Shares of Wynn Resorts Ltd. (WYNN) rose as much as 11 percent Wednesday and other casino operators also rallied as investors bet on continued growth in Las Vegas, analysts said.

"Some of the Las Vegas-centric names may have bottomed out," said William Schmitt, an analyst at CIBC World Markets.

Wynn shares gained $3.10 to close at $49.95 on Nasdaq after rising as high as $51.77 earlier in the session.
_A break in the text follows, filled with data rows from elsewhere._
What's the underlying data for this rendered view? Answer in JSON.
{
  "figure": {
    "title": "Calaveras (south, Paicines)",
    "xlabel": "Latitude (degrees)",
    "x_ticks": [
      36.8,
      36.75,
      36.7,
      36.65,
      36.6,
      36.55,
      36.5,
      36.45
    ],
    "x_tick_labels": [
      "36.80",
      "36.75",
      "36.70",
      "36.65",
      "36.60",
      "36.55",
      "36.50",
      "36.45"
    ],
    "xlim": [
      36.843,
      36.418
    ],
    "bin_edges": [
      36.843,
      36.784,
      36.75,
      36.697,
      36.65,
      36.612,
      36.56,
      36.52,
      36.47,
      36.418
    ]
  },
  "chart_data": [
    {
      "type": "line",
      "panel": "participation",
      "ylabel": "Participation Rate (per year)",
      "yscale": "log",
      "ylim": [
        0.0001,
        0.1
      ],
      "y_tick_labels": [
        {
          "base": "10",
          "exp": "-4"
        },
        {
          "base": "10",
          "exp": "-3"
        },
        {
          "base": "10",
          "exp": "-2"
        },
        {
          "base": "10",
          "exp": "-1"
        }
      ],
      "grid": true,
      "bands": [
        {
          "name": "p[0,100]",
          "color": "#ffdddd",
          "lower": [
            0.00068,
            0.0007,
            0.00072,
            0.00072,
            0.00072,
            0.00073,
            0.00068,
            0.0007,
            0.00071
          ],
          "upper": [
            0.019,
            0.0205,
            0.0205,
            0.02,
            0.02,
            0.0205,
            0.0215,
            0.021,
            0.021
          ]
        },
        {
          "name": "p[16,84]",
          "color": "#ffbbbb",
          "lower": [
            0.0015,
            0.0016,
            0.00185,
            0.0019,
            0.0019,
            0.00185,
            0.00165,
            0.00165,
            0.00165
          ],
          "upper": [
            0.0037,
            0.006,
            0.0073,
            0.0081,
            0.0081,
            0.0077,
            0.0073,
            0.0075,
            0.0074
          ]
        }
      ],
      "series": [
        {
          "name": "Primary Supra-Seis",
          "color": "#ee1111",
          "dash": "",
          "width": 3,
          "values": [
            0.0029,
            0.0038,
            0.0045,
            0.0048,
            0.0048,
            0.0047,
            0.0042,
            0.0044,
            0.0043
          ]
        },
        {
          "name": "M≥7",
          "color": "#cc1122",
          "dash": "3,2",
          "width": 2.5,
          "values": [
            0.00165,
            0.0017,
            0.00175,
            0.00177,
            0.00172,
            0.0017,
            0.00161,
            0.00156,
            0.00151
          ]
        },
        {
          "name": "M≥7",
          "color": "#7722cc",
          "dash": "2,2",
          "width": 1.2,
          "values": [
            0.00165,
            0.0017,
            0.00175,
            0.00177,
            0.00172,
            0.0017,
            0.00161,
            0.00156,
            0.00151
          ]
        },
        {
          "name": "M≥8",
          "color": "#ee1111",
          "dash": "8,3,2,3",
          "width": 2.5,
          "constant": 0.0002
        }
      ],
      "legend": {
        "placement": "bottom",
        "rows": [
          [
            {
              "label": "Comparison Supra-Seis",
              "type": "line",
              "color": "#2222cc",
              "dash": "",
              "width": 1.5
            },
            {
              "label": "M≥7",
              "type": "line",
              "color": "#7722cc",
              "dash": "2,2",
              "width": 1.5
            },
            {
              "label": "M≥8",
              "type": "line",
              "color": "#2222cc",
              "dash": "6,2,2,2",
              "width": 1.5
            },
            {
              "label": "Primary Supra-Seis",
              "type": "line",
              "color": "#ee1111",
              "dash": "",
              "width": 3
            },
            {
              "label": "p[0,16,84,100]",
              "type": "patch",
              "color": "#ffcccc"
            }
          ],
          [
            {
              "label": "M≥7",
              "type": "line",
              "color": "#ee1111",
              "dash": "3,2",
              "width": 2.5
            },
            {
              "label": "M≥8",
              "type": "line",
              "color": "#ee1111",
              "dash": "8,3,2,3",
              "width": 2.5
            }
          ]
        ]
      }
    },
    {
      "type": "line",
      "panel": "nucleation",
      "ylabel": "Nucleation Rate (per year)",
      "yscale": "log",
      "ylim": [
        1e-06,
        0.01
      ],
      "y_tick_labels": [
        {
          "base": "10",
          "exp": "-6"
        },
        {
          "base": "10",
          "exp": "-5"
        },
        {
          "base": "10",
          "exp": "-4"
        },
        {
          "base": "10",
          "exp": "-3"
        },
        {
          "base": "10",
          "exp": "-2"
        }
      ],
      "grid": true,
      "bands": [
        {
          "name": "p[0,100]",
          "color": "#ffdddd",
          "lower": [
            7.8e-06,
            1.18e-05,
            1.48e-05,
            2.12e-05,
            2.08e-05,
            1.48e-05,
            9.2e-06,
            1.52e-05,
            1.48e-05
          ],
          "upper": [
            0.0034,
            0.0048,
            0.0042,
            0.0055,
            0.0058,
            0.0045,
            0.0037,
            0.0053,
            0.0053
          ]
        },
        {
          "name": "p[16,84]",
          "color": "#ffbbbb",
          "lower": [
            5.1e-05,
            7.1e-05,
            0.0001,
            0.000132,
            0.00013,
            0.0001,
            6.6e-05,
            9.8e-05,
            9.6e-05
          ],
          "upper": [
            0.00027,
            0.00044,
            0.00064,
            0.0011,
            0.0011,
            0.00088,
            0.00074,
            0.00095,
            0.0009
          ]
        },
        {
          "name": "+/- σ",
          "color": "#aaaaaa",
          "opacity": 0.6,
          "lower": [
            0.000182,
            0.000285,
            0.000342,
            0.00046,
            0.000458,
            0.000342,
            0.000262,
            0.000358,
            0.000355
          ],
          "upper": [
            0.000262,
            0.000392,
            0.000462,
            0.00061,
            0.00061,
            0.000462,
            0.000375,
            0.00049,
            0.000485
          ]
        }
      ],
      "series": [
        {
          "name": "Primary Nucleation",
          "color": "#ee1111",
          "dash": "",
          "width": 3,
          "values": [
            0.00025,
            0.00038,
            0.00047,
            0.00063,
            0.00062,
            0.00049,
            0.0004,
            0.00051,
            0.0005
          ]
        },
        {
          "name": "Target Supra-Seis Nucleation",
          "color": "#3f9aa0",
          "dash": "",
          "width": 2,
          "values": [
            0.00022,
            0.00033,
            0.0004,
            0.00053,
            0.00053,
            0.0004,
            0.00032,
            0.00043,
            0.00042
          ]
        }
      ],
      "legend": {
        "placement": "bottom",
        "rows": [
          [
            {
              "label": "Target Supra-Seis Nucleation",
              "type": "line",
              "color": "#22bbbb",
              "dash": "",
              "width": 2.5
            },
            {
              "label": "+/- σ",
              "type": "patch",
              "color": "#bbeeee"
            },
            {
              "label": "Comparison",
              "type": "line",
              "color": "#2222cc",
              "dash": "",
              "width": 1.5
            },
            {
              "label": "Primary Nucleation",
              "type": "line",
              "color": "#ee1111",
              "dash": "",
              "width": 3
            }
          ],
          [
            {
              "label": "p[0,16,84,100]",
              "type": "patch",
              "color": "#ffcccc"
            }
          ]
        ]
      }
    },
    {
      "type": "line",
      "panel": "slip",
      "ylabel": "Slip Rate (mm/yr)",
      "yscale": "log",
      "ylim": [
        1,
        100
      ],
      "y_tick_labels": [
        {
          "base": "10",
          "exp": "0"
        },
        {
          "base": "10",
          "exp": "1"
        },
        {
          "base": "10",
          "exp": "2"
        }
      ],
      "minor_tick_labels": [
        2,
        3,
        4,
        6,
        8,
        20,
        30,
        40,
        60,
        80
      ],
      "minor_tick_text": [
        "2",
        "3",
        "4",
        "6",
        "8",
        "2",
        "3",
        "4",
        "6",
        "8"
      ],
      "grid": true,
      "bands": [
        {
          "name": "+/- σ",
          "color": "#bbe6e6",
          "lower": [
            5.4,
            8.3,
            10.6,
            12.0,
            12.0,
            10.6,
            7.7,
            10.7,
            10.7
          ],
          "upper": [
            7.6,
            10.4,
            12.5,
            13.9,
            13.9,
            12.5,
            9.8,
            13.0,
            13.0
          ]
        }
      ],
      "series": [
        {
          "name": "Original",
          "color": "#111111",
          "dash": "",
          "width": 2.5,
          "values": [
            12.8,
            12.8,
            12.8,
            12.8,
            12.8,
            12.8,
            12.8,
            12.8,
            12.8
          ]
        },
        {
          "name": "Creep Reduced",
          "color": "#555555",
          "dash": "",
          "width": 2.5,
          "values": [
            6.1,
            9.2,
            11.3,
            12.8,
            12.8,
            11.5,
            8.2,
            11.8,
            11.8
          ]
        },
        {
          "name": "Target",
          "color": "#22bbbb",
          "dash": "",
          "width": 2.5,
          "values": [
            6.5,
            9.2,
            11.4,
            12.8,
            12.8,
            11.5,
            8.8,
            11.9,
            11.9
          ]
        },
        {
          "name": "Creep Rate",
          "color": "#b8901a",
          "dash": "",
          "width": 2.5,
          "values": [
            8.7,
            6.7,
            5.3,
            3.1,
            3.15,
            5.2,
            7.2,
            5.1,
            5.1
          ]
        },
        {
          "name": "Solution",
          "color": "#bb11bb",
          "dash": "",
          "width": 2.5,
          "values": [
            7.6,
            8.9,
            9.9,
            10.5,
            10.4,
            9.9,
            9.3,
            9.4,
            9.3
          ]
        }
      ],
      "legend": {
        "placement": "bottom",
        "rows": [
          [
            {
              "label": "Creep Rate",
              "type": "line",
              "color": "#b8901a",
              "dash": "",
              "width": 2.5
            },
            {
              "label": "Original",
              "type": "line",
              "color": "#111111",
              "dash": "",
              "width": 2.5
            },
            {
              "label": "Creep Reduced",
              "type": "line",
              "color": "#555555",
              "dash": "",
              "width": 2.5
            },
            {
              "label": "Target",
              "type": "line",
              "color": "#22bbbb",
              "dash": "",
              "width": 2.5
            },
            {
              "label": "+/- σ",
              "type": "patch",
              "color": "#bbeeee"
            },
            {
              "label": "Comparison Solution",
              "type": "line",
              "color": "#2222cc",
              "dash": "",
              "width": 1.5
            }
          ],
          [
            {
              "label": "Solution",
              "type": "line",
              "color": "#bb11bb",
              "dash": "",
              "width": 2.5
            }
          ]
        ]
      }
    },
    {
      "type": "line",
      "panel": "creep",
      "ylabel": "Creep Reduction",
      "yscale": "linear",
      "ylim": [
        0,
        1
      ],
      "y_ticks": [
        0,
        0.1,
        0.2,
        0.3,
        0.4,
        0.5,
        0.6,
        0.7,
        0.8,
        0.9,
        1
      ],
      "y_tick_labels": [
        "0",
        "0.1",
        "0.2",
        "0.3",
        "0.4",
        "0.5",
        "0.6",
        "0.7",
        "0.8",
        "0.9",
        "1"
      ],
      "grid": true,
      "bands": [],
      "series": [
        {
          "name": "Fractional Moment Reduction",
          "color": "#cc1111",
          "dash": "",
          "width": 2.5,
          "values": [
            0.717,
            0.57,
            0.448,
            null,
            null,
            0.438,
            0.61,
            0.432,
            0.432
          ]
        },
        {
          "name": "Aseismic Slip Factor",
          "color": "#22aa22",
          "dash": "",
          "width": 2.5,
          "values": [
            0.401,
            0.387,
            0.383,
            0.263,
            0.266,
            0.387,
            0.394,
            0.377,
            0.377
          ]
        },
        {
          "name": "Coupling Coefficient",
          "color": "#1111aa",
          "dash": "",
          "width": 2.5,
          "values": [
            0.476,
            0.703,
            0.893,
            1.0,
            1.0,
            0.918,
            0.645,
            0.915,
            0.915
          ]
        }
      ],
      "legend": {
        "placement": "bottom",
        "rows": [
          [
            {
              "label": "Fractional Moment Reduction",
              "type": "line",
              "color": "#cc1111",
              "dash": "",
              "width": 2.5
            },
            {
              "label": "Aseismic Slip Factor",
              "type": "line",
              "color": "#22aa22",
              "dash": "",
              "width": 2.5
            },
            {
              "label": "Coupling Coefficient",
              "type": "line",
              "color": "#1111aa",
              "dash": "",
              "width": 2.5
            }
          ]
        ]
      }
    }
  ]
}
Shares of neighboring Las Vegas Sands Corp. (LVS) rose $1.13, or 3.1 percent, to close at $37.39 on the New York Stock Exchange (search).

Shares of the world's largest casino operator, MGM Mirage (MGG), rose 6 cents to close at $38.15 after rising as high as $39.10, while the industry No. 2, Harrah's Entertainment Inc. (HET), rose 23 cents to close at $72.04 after reaching a new 52-week high of $73.82 earlier in the day.

J.P. Morgan analyst Harry Curtis said in a report Wednesday that a survey found planned August room rates in Las Vegas are up 8.1 percent from a year earlier.

He said the results have positive implications for third-quarter earnings at MGM Mirage, Harrah's and Wynn, and strong convention demand early in 2006 could drive the stocks higher for the next year.

"A lot of managements are making the rounds out there ... people are still talking up Vegas and Macau," said David Barteld, an analyst at Wells Fargo.

MGM Mirage said it launched construction on Wednesday at a joint venture 600-room project in the Chinese gambling enclave of Macau that will open in the second half of 2007.

Las Vegas-based MGM put the total cost of the Macau resort at $975 million.

Casino stocks have been weak since early May, when several analysts downgraded the sector, citing a sharp run-up in valuation levels on the heels of double-digit earnings gains tied to record consumer spending in Las Vegas.

In the last couple of years, casino operators have expanded operations, seen a boom centered in Las Vegas, and begun paying dividends, rewarding investors who appreciated growth and cash-spinning prospects of a sector that still funds most of its expansion through junk-rated debt.

On Tuesday, J.P. Morgan's Curtis repeated an "overweight" rating on Wynn shares, citing overblown concerns about earnings at Wynn Las Vegas and flattening growth in Macau.

"Maybe investors are realizing that the performance of the property (Wynn Las Vegas) isn't as bad as people originally believed," said Deutsche Bank analyst Marc Falcone.

Wynn opened its first Las Vegas casino at the end of April and plans to open a project in Macau next year.

"Recent skepticism has created a very attractive opportunity for investors with a two to three year horizon," Curtis said in a report.